The camp was for ages 5-11 and provided the basics of the aforementioned sports, as well as tennis, basketball, taekwondo and ultimate frisbee. Rotating between multiple sports in a day at one-hour intervals, the kids could dig their toes into one sport and then move on to the next in quick succession. The variety of sports both exposed some of the kids to activities they’d never tried before, as well as kept them entertained, according to organizer Kristie Chapman.
“Some kids attention spans aren’t as long,” Chapman said. “For those kids, having a new sport each day gives them an opportunity to try something new.”
Chapman said the overall purpose of the camp was to provide a safe and fun environment to learn sports and to show the kids that people care about them. The kids also came away with a free T-shirt, got to know other kids and ate food, she said. Chapman said they shared stories from the Bible each day of the camp as well.

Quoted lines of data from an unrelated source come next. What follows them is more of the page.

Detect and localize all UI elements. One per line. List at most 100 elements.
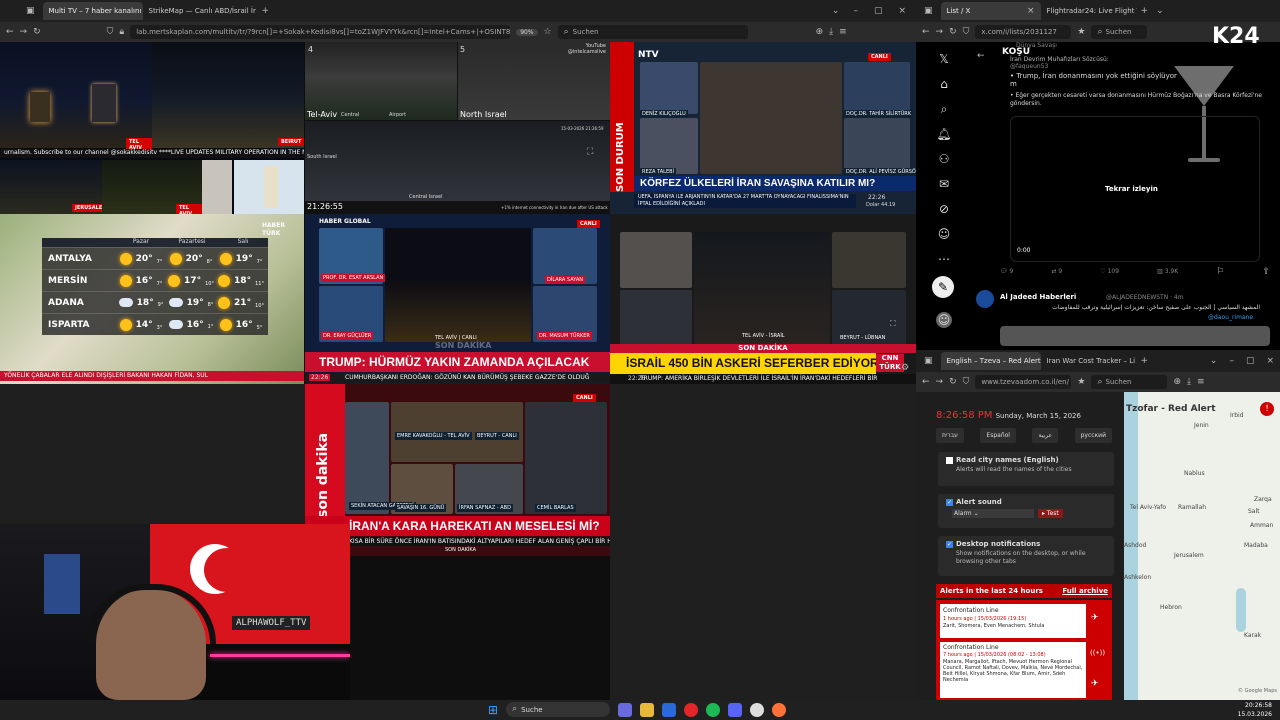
intel-cams-stream[interactable]: 4 Tel-Aviv Central Airport 5 YouTube @in…	[305, 42, 610, 214]
tab-flightradar[interactable]: Flightradar24: Live Flight Tr×	[1041, 2, 1137, 20]
repost-button[interactable]: ⇄ 9	[1051, 268, 1062, 277]
option-city-names[interactable]: Read city names (English) Alerts will re…	[938, 452, 1114, 486]
tab-overview-icon[interactable]: ▣	[924, 6, 933, 16]
replay-button[interactable]: Tekrar izleyin	[1105, 185, 1158, 193]
post-button[interactable]: ✎	[932, 276, 954, 298]
fullscreen-icon[interactable]: ⛶	[890, 320, 896, 328]
search-input[interactable]: ⌕ Suchen	[1091, 25, 1148, 39]
ntv-stream[interactable]: SON DURUM NTV CANLI DENİZ KILIÇOĞLU DOÇ.…	[610, 42, 916, 214]
minimize-icon[interactable]: –	[1229, 356, 1234, 366]
close-window-icon[interactable]: ×	[898, 6, 906, 16]
extension-icon[interactable]: ⊕	[1173, 377, 1181, 387]
shield-icon[interactable]: ⛉	[107, 27, 114, 37]
address-input[interactable]: www.tzevaadom.co.il/en/	[975, 375, 1072, 389]
menu-icon[interactable]: ≡	[839, 27, 847, 37]
tab-strikemap[interactable]: StrikeMap — Canlı ABD/İsrail İr×	[143, 2, 258, 20]
alert-map[interactable]: Tzofar - Red Alert ! Tel Aviv-Yafo Ramall…	[1124, 392, 1280, 700]
back-icon[interactable]: ←	[6, 27, 14, 37]
share-icon[interactable]: ⇪	[1262, 268, 1270, 277]
checkbox-checked[interactable]: ✓	[946, 540, 953, 548]
taskbar-clock[interactable]: 20:26:58 15.03.2026	[1238, 701, 1272, 719]
chevron-down-icon[interactable]: ⌄	[1156, 6, 1164, 16]
cam-grid-stream[interactable]: TEL AVIV BEIRUT urnalism. Subscribe to o…	[0, 42, 304, 214]
address-input[interactable]: x.com/i/lists/2031127	[975, 25, 1072, 39]
avatar[interactable]: ☺	[936, 312, 952, 328]
tab-cost-tracker[interactable]: Iran War Cost Tracker – Li×	[1041, 352, 1137, 370]
new-tab-icon[interactable]: +	[262, 6, 270, 16]
forward-icon[interactable]: →	[936, 27, 944, 37]
back-icon[interactable]: ←	[922, 377, 930, 387]
windows-start-icon[interactable]: ⊞	[488, 704, 498, 716]
tab-red-alert[interactable]: English – Tzeva – Red Alert×	[940, 352, 1041, 370]
checkbox-checked[interactable]: ✓	[946, 498, 953, 506]
minimize-icon[interactable]: –	[853, 6, 858, 16]
tab-x-list[interactable]: List / X ×	[940, 2, 1041, 20]
firefox-icon[interactable]	[772, 702, 787, 717]
opera-icon[interactable]	[684, 702, 699, 717]
lang-button[interactable]: русский	[1074, 428, 1112, 443]
views-button[interactable]: ▥ 3.9K	[1157, 268, 1178, 277]
full-archive-link[interactable]: Full archive	[1062, 587, 1108, 595]
search-icon[interactable]: ⌕	[936, 101, 952, 117]
more-icon[interactable]: ⋯	[936, 251, 952, 267]
search-input[interactable]: ⌕ Suchen	[557, 25, 748, 39]
option-desktop-notifications[interactable]: ✓ Desktop notifications Show notification…	[938, 536, 1114, 576]
download-icon[interactable]: ⤓	[1187, 377, 1191, 387]
star-icon[interactable]: ☆	[544, 27, 552, 37]
shield-icon[interactable]: ⛉	[963, 377, 970, 387]
close-window-icon[interactable]: ×	[1266, 356, 1274, 366]
sound-select[interactable]: Alarm ⌄	[952, 509, 1034, 518]
reload-icon[interactable]: ↻	[949, 27, 957, 37]
fullscreen-icon[interactable]: ⛶	[587, 148, 593, 157]
search-input[interactable]: ⌕ Suchen	[1091, 375, 1168, 389]
address-input[interactable]: lab.mertskaplan.com/multitv/tr/?9rcn[]=+…	[130, 25, 511, 39]
menu-icon[interactable]: ≡	[1197, 377, 1205, 387]
reload-icon[interactable]: ↻	[949, 377, 957, 387]
test-button[interactable]: ▸ Test	[1038, 509, 1063, 518]
lang-button[interactable]: Español	[980, 428, 1016, 443]
discord-icon[interactable]	[728, 702, 743, 717]
a-haber-stream[interactable]: son dakika CANLI SEKİN ATACAN GAZETECİ E…	[305, 384, 610, 556]
post2-tag[interactable]: @daou_rimane	[1208, 314, 1253, 321]
like-button[interactable]: ♡ 109	[1100, 268, 1119, 277]
follow-icon[interactable]: ⚇	[936, 151, 952, 167]
extension-icon[interactable]: ⊕	[816, 27, 824, 37]
back-icon[interactable]: ←	[922, 27, 930, 37]
profile-icon[interactable]: ☺	[936, 226, 952, 242]
maximize-icon[interactable]: ▢	[1246, 356, 1255, 366]
folder-icon[interactable]	[640, 702, 655, 717]
weather-stream[interactable]: HABER TÜRK Pazar Pazartesi Salı ANTALYA 2…	[0, 214, 304, 384]
store-icon[interactable]	[662, 702, 677, 717]
option-alert-sound[interactable]: ✓ Alert sound Alarm ⌄ ▸ Test	[938, 494, 1114, 528]
gear-icon[interactable]: ⚙	[901, 364, 909, 373]
checkbox[interactable]	[946, 456, 953, 464]
forward-icon[interactable]: →	[20, 27, 28, 37]
video-player[interactable]: Tekrar izleyin 0:00	[1010, 116, 1260, 262]
lang-button[interactable]: עברית	[936, 428, 964, 443]
mail-icon[interactable]: ✉	[936, 176, 952, 192]
star-icon[interactable]: ★	[1077, 27, 1085, 37]
lang-button[interactable]: عربية	[1032, 428, 1059, 443]
chevron-down-icon[interactable]: ⌄	[832, 6, 840, 16]
forward-icon[interactable]: →	[936, 377, 944, 387]
new-tab-icon[interactable]: +	[1141, 356, 1149, 366]
bookmark-icon[interactable]: ⚐	[1216, 268, 1224, 277]
tab-overview-icon[interactable]: ▣	[924, 356, 933, 366]
tab-overview-icon[interactable]: ▣	[26, 6, 35, 16]
shield-icon[interactable]: ⛉	[963, 27, 970, 37]
alert-item[interactable]: Confrontation Line 1 hours ago | 15/03/2…	[940, 604, 1086, 638]
star-icon[interactable]: ★	[1077, 377, 1085, 387]
new-tab-icon[interactable]: +	[1141, 6, 1149, 16]
tab-multitv[interactable]: Multi TV – 7 haber kanalını aynı×	[42, 2, 143, 20]
reload-icon[interactable]: ↻	[33, 27, 41, 37]
chrome-icon[interactable]	[750, 702, 765, 717]
grok-icon[interactable]: ⊘	[936, 201, 952, 217]
x-logo-icon[interactable]: 𝕏	[936, 51, 952, 67]
spotify-icon[interactable]	[706, 702, 721, 717]
chevron-down-icon[interactable]: ⌄	[1210, 356, 1218, 366]
cnn-turk-stream[interactable]: TEL AVİV - İSRAİL BEYRUT - LÜBNAN ⛶ SON …	[610, 214, 916, 384]
download-icon[interactable]: ⤓	[829, 27, 833, 37]
alert-item[interactable]: Confrontation Line 7 hours ago | 15/03/2…	[940, 642, 1086, 698]
home-icon[interactable]: ⌂	[936, 76, 952, 92]
task-view-icon[interactable]	[618, 702, 633, 717]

“We do want them to come away knowing God loves them and cares about them and that we also care about them,” she said.
It is the third year the camp has been at the high school after previously being held at Langley Middle School. Chapman said the camp started as a vacation Bible school over 30 years ago, but shifted to a sports camp just in the past five years.
There were several coaches from the high school’s sports teams who helped teach the kids, including tennis coach Karyle Kramer and boys basketball coach Mike Washington. Instructors from Armstrong’s Taekwondo in Clinton also taught the kids the basics of the discipline in the school’s mat room. Fifty-five volunteers helped throughout the three days.
Playing dodgeball in the high school’s auxiliary gym were friends Gretta Jones and Alexa Napoli. The duo were participating in the camp for the third time. Napoli, 8, said she wasn’t a big fan of the sports coming into the first day but changed her mind not long after the camp began. They said their favorite sport was dodgeball, but they also liked ultimate frisbee.
Jones, 7, said she learned the basics of the sports, but also the core principles of sportsmanship. Whenever Jones noticed someone wasn’t being involved, she and others would make sure he or she had a chance to participate.
“If they don’t get a turn, let them have a turn,” Jones said. “If someone hasn’t got it and we have got it a lot, we have to give it to them. If people felt left out, we bring them in and help them.”
Chapman said the kids also learned how to follow the rules, listen to coaches and build their character.
Maliya Thrasher, 8, was a first-time participant at the camp. She said she enjoyed playing all the sports, but her favorite was basketball.
“My brothers play basketball,” Thrasher said.
Thrasher said she would probably participate again next year if it is held again. Chapman said it was important to note that the event is for the community and that it will continue in the coming years.